NEW BEDFORD — From the national level to the local level, the healthcare discussion seemingly never ends. A week after Mayor Jon Mitchell announced he'd be seeking the utilization of a neutral arbitrator to negotiate health insurance plans with public employee unions, the New Bedford City Council voted to further negotiations in house.

On Thursday night in a Council Chambers packed with city employees and union representatives, City Council voted 10-1 to push the discussion of public employee healthcare coverage to the Finance Committee. The Council also voted for a 90 day hold on the end of negotiations to the Chair of Finance.

Ward Three City Councillor Hugh Dunn provided the sole vote against sending the discussion to the Finance Committee. Dunn drew a round of applause from the crowd representing city workers for his condemnation of Mayor Jon Mitchell's order to City Council to accept the use of Massachusetts General Laws Chapter 32B, Sections 21-23 - a state law adopted in 2007 that would allow the city the use of a neutral arbitrator in deciding city's health insurance plans.
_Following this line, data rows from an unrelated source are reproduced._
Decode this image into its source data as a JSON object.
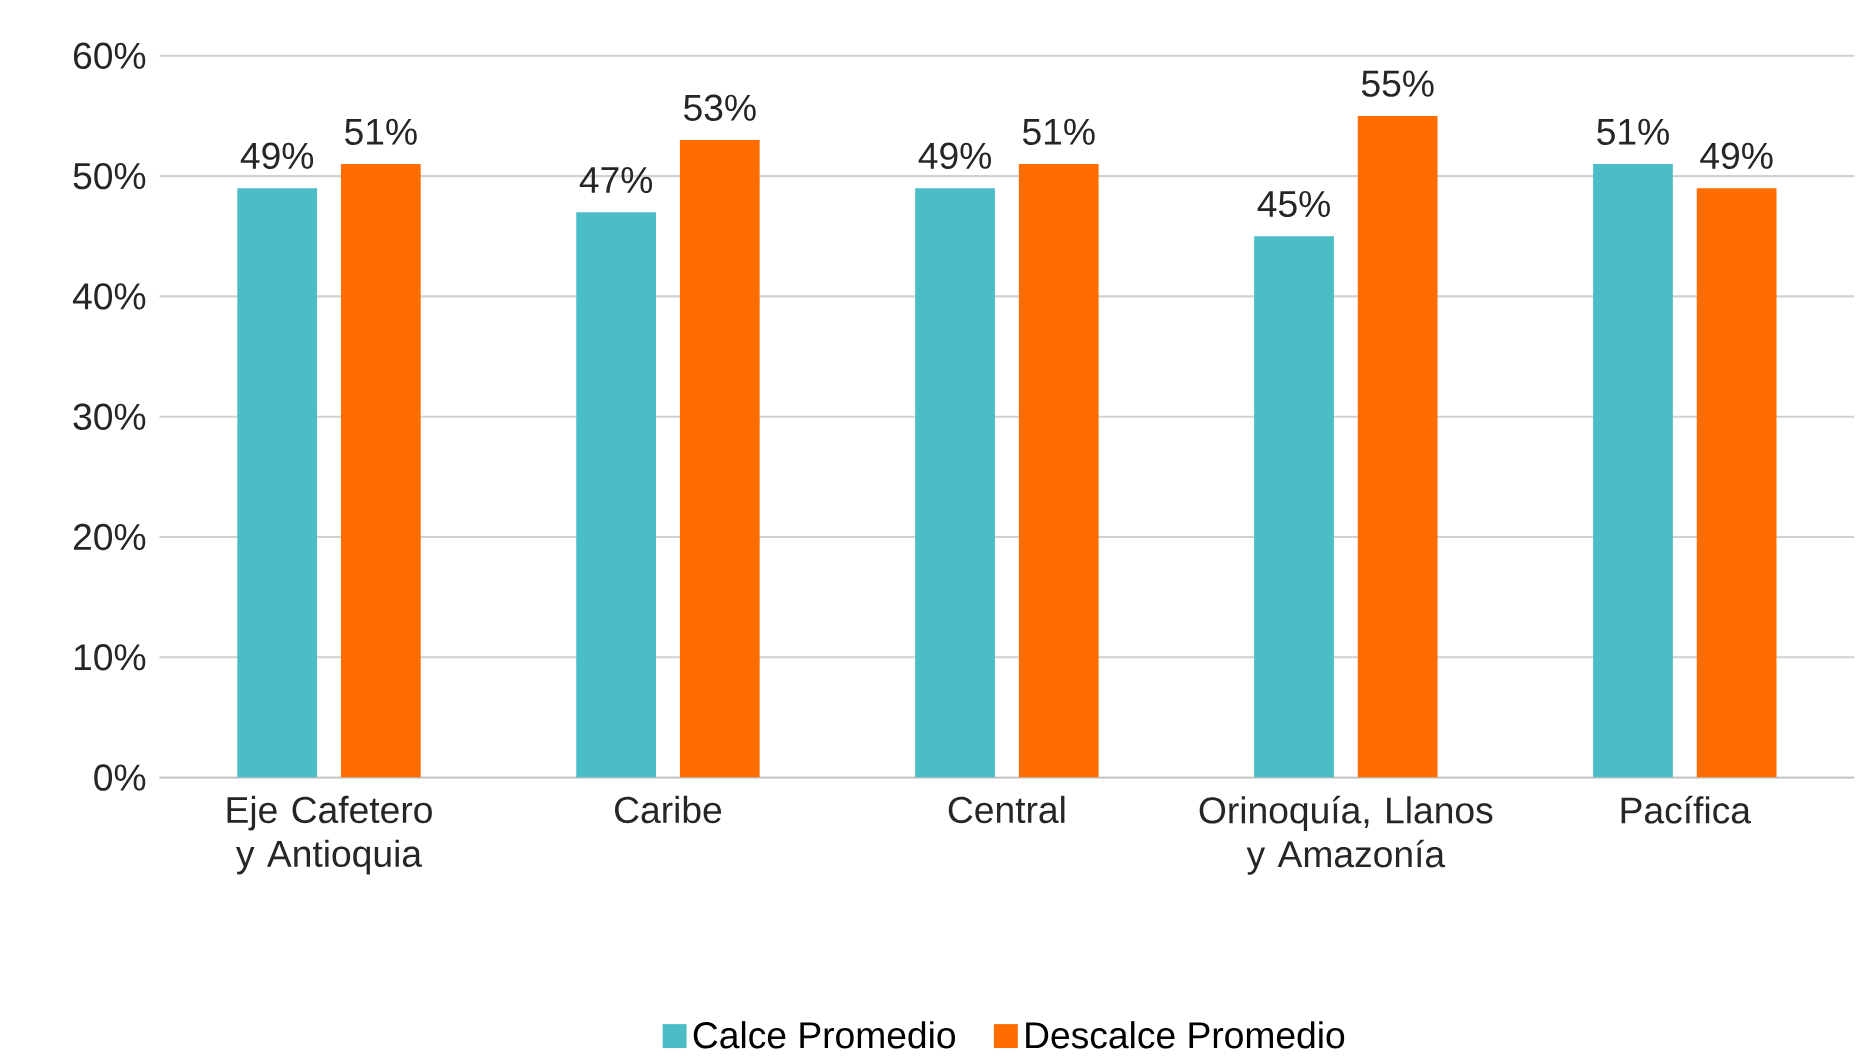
{
  "chart_data": {
    "type": "bar",
    "categories": [
      "Eje Cafetero y Antioquia",
      "Caribe",
      "Central",
      "Orinoquía, Llanos y Amazonía",
      "Pacífica"
    ],
    "series": [
      {
        "name": "Calce Promedio",
        "color": "#4bbdc6",
        "values": [
          49,
          47,
          49,
          45,
          51
        ],
        "value_labels": [
          "49%",
          "47%",
          "49%",
          "45%",
          "51%"
        ]
      },
      {
        "name": "Descalce Promedio",
        "color": "#ff6d00",
        "values": [
          51,
          53,
          51,
          55,
          49
        ],
        "value_labels": [
          "51%",
          "53%",
          "51%",
          "55%",
          "49%"
        ]
      }
    ],
    "ylim": [
      0,
      60
    ],
    "yticks": [
      {
        "value": 0,
        "label": "0%"
      },
      {
        "value": 10,
        "label": "10%"
      },
      {
        "value": 20,
        "label": "20%"
      },
      {
        "value": 30,
        "label": "30%"
      },
      {
        "value": 40,
        "label": "40%"
      },
      {
        "value": 50,
        "label": "50%"
      },
      {
        "value": 60,
        "label": "60%"
      }
    ],
    "grid": "y",
    "legend": "bottom"
  }
}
“I've done extensive research on this and have noted that there's no savings to the taxpayer in any gateway city similar to New Bedford that has enacted and entered into the GIC health system,” Dunn explained. "In Lawrence, taxes went up by 3.6-percent to date. In Springfield taxes went up 3.8-percent. In Pittsfield they're up 6.8-percent. This is not the way to do this.”

Dunn saw support from a number of other councillors on his stance, including Councillor At-Large Naomi Carney. She equates the decision to use a neutral arbitrator to “writing a blank check to insurance companies."

Carney also initiated the motion to place a 90 day hold on the Chair of Finance to end negotiations between employee unions and the city.

“I want the opportunity for the Public Employees Committee (PEC) and the Administration to sit down. I am not willing to give a blank check to anybody to choose our healthcare when that's a big concern of mine. I'm not going to play God with people's lives,” Carney said. “I hope the negotiations work well and that they can come back to us with some solid plans because I know that with 5,000 people being insured (by the city) that somebody is going to step to the plate and give us a good price.”

Councillor Dunn also says that he'd like the council to explore different healthcare plans and that companies have gone to him to compete for the city's contract. He also says that he'd like to see the Administration make progress while working with PEC, and that he looks forward to “seeing what they can hash out.”

“I can't vote to rob Peter to pay Paul when it's our public employees' health and well-being that's being put at risk. They've earned the right to negotiate. I want to see them negotiate,” Dunn said. “My vote is based on the fact that I know the taxpayer will not receive any savings on this and that the money will just be spent somewhere else.”